The Howard County Bar Association held a virtual town hall meeting on May 6, 2020, during which Circuit Court Administrative Judge William Tucker and District Court Administrative Judge Pamila Brown discussed the current operating procedures in Howard County courts as well as how the courts are preparing to reopen.

Peace/Protective Orders The district court is handling all peace/protective orders remotely. Judge Brown stated that the court commissioner is issuing interim orders that include a date for a final hearing. District court judges review the commissioners’ orders to decide whether the allegations warrant having a final hearing while courthouses are closed, or continuing the hearing. The relevant factors include whether the party is requesting an order to vacate home, a granting of child custody, or if the respondent has firearms. If a respondent has been arrested, the district court will try to set a final protective order hearing the following week.

Judge Tucker indicated that the circuit court is not issuing any new or initial protective orders at this time; they have to come from the commissioner or district court, or be an appeal. If the allegations do not constitute an emergency, the petitioner will receive a hearing date after June 8, 2020. The Court has taken some cases that were transferred from district court if part of a pending domestic case; those cases are set in for a hearing relatively quickly. All domestic violence cases before the circuit court have been heard in person.

Virtual Evidence and Testimony Because Howard County uses MDEC, evidence should be scanned and placed into the appropriate court file. The courts are providing pro se litigants the courthouse fax number to submit evidence; the clerk then scans and put the documents into MDEC. The evidentiary process takes place before admission into the record. Counsel and parties are urged to submit documents earlier rather than later to avoid a delay in a document being downloaded and placed into the court file. The judges urged counsel to email the court to notify them of any day-of submissions.

Judge Brown acknowledged that it can be difficult to verify a witness’s identity in a virtual hearing. The district court is only handling domestic orders; in those cases, a security question is given to the petitioner when they ask for relief, and they must provide the security question to the hearing officer before their hearing proceeds. Any witnesses are sworn under penalty of perjury. Judge Tucker noted that the circuit court has not had any witness issues because all of their hearings have been in person.

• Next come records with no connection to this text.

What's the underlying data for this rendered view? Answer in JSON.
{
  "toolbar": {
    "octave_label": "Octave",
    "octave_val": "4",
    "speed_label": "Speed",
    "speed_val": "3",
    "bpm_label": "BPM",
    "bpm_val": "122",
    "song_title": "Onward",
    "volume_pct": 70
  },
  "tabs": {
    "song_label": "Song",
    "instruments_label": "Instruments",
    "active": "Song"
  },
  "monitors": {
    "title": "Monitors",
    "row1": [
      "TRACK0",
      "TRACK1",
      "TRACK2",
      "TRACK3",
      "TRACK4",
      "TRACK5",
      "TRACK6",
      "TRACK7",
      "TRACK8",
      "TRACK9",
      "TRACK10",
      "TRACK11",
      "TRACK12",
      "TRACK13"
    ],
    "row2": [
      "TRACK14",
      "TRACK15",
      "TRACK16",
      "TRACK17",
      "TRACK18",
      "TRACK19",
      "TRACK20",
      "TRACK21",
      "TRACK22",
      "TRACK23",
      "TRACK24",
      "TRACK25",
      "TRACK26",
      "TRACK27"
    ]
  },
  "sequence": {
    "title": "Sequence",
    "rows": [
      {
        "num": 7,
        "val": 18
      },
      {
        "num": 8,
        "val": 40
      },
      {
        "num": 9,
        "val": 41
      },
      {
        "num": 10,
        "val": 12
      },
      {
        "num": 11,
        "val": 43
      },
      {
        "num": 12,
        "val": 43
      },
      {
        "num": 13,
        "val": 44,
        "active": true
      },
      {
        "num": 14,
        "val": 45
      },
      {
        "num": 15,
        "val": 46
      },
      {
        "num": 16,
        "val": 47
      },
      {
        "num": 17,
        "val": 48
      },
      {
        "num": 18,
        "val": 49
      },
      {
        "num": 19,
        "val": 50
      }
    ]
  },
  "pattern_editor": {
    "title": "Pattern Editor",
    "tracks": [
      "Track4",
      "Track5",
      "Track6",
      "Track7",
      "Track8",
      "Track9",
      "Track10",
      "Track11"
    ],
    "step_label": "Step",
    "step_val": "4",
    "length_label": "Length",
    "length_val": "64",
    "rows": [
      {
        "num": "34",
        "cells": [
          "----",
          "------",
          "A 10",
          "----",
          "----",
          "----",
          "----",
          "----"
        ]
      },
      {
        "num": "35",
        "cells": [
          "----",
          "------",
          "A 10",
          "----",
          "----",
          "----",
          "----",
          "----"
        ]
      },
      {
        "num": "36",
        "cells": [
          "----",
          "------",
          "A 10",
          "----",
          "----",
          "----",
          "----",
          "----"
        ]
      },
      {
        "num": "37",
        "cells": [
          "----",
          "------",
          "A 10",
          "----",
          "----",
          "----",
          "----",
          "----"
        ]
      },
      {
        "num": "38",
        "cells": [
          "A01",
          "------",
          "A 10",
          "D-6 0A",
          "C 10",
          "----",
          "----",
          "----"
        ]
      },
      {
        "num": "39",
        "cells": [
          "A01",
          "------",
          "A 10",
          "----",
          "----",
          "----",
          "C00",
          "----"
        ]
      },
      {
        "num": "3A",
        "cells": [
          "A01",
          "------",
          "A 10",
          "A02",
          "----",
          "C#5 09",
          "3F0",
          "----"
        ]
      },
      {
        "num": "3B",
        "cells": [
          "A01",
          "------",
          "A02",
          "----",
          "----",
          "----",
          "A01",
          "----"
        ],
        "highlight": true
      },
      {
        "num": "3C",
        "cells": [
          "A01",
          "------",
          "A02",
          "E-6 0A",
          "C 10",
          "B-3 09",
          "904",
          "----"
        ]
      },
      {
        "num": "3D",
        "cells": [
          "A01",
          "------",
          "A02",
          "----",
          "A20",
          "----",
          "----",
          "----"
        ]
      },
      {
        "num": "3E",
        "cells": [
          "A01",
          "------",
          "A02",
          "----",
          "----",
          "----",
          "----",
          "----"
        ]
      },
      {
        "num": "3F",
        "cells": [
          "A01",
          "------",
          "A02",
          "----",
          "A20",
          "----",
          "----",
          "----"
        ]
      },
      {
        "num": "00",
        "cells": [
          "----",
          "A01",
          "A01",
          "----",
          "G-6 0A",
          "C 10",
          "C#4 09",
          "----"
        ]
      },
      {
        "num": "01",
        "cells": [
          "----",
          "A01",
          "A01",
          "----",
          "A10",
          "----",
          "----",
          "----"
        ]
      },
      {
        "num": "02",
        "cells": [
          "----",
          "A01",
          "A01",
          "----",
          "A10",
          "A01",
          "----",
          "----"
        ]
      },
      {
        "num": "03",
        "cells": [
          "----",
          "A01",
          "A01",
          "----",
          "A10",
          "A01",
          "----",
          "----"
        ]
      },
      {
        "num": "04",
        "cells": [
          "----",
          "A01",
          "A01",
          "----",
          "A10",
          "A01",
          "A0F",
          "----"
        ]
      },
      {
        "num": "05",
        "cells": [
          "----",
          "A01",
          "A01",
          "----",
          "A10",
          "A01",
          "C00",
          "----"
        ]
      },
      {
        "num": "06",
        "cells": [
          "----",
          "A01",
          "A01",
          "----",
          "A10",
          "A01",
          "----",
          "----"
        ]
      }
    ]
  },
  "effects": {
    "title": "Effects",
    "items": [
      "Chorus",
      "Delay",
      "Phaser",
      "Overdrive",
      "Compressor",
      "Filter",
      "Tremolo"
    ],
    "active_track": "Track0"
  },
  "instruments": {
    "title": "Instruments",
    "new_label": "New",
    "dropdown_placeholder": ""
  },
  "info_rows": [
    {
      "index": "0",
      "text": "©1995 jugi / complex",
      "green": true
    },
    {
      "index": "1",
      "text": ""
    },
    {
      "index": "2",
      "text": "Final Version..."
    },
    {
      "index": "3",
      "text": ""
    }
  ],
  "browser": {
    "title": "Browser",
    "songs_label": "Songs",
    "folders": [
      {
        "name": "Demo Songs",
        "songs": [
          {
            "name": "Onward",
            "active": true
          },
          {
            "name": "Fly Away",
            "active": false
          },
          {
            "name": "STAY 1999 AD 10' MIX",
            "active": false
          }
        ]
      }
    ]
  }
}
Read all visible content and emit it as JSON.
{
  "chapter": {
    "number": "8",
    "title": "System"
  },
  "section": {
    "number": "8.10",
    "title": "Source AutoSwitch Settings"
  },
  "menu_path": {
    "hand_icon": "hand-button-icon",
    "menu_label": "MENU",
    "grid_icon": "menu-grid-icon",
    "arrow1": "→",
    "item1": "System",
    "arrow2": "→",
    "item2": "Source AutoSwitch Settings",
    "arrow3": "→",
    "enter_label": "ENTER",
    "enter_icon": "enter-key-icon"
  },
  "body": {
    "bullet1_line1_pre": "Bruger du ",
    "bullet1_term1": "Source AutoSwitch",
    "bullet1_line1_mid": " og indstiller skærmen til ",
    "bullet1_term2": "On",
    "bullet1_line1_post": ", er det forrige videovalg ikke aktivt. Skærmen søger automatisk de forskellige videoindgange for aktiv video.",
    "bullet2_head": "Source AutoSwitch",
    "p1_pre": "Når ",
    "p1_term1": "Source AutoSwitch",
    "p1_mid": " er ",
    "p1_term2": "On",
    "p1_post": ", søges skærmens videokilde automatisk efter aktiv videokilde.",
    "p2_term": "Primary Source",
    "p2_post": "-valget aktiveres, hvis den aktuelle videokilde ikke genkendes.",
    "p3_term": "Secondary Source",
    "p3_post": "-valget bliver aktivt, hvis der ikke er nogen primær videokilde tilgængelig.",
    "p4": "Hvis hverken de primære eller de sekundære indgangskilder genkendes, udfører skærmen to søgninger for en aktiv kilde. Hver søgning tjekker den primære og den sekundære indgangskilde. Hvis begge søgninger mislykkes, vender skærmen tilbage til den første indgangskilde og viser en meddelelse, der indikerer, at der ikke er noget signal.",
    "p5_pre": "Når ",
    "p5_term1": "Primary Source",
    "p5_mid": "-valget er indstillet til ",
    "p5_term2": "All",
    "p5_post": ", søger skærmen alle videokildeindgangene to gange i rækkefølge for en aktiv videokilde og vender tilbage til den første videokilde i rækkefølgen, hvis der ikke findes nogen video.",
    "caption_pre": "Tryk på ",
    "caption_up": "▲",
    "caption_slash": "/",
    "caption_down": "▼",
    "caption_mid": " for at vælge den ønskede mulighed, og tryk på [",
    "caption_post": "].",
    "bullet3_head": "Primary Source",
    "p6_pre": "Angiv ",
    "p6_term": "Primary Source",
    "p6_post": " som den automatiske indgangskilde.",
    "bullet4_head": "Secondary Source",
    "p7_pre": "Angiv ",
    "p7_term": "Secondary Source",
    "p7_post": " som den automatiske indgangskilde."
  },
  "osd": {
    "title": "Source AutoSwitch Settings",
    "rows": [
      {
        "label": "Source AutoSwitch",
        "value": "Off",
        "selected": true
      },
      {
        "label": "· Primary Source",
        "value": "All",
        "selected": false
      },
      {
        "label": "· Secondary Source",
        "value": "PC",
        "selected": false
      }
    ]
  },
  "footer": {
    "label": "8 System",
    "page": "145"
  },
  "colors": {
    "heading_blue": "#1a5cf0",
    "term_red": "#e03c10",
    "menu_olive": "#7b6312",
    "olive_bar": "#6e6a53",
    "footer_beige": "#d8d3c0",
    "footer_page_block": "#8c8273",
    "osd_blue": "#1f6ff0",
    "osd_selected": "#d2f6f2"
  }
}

Time Limits in Remote Hearings There are currently no time limits imposed on remote hearings. Judge Brown indicated that the district court is currently scheduling domestic violence hearings beginning at 10:30 a.m. in 20 minute intervals into the afternoon. There is no method right now for counsel to let the court know in advance if they expect to need more than 20 minutes. Counsel intending to call multiple witnesses should let the court know in advance so that the case can possibly be set later in the day or even on another day.

What Will Happen in June? Four workgroups have convened to address the parameters of reopening the courthouses to the public. The courts will have a sizeable backlog of cases, including hundreds of domestic violence cases set for June. There will likely not be much ability to specially set cases that need a half- or full-day until at least mid-summer. The courts are exploring the use of remote communications even beyond the pandemic.

Jury Trials It remains to be seen whether civil jury trials set for July will be held or postponed. If courts actually open June 8, jury trials would be at least six weeks beyond that. Criminal jury trials will most likely take priority over civil trials. It may be difficult to seat jurors in a time when members of the jury pool may use fear of COVID as a reason to be excused from jury duty.